If a conscientious objector were of a degree of health which incapacitated him from service in the Armed Forces of the Crown, he would be in exactly the same position as any member of the public who was not a conscientious objector, and the fact of his being a conscientious objector would not indeed arise. It only arises when he is called up, and the release of this conditionally registered conscientious objector is assimilated to the Army releases, in the first place, because he was or is in the Army, although sent to other work as a result of his appeal to the Tribunal, and also because the Army system of release is far the simplest and relates to the far largest number of people. Throughout the three Services, the system of release so far as the actual groups are concerned does not run absolutely evenly for a variety of reasons, partly owing to tradesmen's questions and matters of that kind, and the Army system has been adopted for the reason I have indicated; that they were called up to the Army and also because it is the simplest scheme. I can say to the noble Earl that they are released in respect of the same group but after the release of all ranks in that group.

THE EARL OF ROSEBERY

In the Army?

LORD NATHAN

In the Army. I have not answered the question put to me by the noble Lord, Lord Chesham, in what I said just now. The noble Lord, as I understood him, put the matter thus: that those who were conscientious objectors directed to particular jobs should not now, on their release as conscientious objectors, be released from the obligations of the Essential Work Order or the direction. But I would say to the noble Lord that as release under this Bill, and release indeed at all during the emergency, depends upon a man being released under the Essential Work Order or the direction—that is, the compulsory service from which he is being released—if he were to be retained in the essential work or in the directed work, then the release would be wholly nugatory. It would be a frustration of the whole purpose that his release should be effected.
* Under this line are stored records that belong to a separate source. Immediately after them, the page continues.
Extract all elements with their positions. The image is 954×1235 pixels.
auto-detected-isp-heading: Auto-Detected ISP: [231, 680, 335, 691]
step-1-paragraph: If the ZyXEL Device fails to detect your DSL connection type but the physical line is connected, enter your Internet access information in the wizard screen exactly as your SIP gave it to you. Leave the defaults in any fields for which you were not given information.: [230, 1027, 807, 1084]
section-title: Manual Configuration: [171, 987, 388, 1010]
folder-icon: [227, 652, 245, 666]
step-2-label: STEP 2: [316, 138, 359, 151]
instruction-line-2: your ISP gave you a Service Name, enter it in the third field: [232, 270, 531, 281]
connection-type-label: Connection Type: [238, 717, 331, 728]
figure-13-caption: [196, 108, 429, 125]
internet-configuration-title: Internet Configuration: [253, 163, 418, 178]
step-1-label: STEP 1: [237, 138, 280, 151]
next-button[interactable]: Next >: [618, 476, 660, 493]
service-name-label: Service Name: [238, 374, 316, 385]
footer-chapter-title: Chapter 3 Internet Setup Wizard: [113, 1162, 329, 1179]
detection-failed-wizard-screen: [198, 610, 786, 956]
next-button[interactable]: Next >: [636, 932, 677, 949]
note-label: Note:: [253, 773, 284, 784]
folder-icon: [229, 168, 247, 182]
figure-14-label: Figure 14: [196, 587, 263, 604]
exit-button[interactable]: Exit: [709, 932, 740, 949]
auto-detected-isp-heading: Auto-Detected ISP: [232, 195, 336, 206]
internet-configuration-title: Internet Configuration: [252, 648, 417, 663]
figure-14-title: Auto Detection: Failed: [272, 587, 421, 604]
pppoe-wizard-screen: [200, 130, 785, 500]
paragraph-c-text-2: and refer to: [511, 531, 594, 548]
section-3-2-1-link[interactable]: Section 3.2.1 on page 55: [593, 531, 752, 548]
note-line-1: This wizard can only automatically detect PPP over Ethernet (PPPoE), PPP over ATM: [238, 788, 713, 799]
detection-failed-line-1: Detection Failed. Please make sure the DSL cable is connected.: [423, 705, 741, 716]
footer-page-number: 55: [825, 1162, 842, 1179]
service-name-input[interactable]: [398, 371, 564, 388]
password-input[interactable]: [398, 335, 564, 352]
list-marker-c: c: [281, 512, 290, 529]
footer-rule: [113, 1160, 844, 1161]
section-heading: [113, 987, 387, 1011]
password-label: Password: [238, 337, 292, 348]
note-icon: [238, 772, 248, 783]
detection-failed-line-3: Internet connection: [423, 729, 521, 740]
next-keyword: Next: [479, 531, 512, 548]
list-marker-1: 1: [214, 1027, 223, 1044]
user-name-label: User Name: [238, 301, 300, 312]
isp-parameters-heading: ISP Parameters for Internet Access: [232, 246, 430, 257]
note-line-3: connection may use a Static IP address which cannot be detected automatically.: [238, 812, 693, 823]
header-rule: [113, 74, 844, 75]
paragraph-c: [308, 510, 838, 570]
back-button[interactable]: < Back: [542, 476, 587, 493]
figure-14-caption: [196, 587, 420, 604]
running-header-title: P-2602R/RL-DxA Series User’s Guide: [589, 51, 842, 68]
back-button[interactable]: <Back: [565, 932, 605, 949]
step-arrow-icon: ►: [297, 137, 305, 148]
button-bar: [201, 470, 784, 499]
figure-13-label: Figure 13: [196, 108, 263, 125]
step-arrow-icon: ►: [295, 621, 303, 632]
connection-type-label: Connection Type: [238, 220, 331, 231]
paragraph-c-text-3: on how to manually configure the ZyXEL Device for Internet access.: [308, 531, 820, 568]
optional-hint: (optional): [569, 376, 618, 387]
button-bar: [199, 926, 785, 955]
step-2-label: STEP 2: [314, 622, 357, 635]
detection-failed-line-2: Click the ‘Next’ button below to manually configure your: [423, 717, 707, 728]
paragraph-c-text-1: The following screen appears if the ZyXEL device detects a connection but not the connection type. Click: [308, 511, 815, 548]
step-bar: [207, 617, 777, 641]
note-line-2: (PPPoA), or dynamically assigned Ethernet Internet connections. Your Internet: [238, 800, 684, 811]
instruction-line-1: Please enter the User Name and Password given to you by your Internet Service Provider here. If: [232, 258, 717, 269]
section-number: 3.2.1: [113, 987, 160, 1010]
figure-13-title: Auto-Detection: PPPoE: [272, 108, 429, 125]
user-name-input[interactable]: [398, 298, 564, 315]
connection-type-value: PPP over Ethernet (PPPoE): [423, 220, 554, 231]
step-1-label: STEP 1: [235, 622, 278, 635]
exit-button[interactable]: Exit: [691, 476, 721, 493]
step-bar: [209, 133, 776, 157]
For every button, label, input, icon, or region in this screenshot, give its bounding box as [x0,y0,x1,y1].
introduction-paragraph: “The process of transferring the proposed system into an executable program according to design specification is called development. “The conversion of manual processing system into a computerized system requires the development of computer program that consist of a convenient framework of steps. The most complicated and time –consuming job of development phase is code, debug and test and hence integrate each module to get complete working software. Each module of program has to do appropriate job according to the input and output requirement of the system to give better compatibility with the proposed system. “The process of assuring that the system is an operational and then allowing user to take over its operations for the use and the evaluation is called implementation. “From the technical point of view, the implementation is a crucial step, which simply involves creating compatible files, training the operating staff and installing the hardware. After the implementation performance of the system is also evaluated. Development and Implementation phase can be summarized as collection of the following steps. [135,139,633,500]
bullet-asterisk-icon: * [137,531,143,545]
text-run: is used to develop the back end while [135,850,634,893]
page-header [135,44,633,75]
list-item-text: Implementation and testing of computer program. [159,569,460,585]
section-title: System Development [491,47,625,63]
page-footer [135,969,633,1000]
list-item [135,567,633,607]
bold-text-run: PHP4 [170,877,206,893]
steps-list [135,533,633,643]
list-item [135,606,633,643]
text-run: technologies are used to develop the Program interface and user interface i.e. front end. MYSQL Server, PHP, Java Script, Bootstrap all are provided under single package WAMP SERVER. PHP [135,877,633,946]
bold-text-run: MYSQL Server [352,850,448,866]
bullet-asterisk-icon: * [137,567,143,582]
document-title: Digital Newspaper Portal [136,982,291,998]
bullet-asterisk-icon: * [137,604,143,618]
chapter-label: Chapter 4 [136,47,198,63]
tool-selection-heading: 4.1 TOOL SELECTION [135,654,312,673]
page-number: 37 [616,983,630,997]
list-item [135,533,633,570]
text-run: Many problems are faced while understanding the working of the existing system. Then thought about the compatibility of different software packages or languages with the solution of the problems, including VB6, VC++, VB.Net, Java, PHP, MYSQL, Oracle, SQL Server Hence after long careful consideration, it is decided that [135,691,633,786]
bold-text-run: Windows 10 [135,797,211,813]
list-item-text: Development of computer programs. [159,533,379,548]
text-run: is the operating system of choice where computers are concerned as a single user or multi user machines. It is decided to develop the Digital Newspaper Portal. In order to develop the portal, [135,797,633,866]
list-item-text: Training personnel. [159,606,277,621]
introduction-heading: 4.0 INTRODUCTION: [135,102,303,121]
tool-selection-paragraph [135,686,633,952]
Let me tell the noble Lord what, as I understand the position, actually happens. On the conscientious objector in question being sent for release under his age and service group he will report himself to the local Ministry of Labour and National Service officer and say: "I have received a notification from the Ministry of Labour that I am to be released under this particular Act. I am now released; here is the notice." The officer of the Ministry of Labour and National Service would say: "Be it so. I now release you from your obligation in this essential work or in this directed work." Upon that, the conscientious objector is in the same position as a released soldier; he has a period of, I think, eight weeks within which to find work which may be suitable and convenient. It may even be his former work to which he returns. If he succeeds in finding a position within that time, then, just as in the case of a soldier, the Ministry of Labour and National Service takes no further interest in him; but if he fails within eight weeks to obtain employment by his own activities, then he becomes, like anyone else who has been released, subject to such obligations as may remain for the direction of labour. I will repeat what I said initially. The object of this Bill is in all respects to assimilate the release of the conditionally registered conscientious objector to that of the soldier released from the Army.

On Question, Bill read 2a, and committed to a Committee of the Whole House.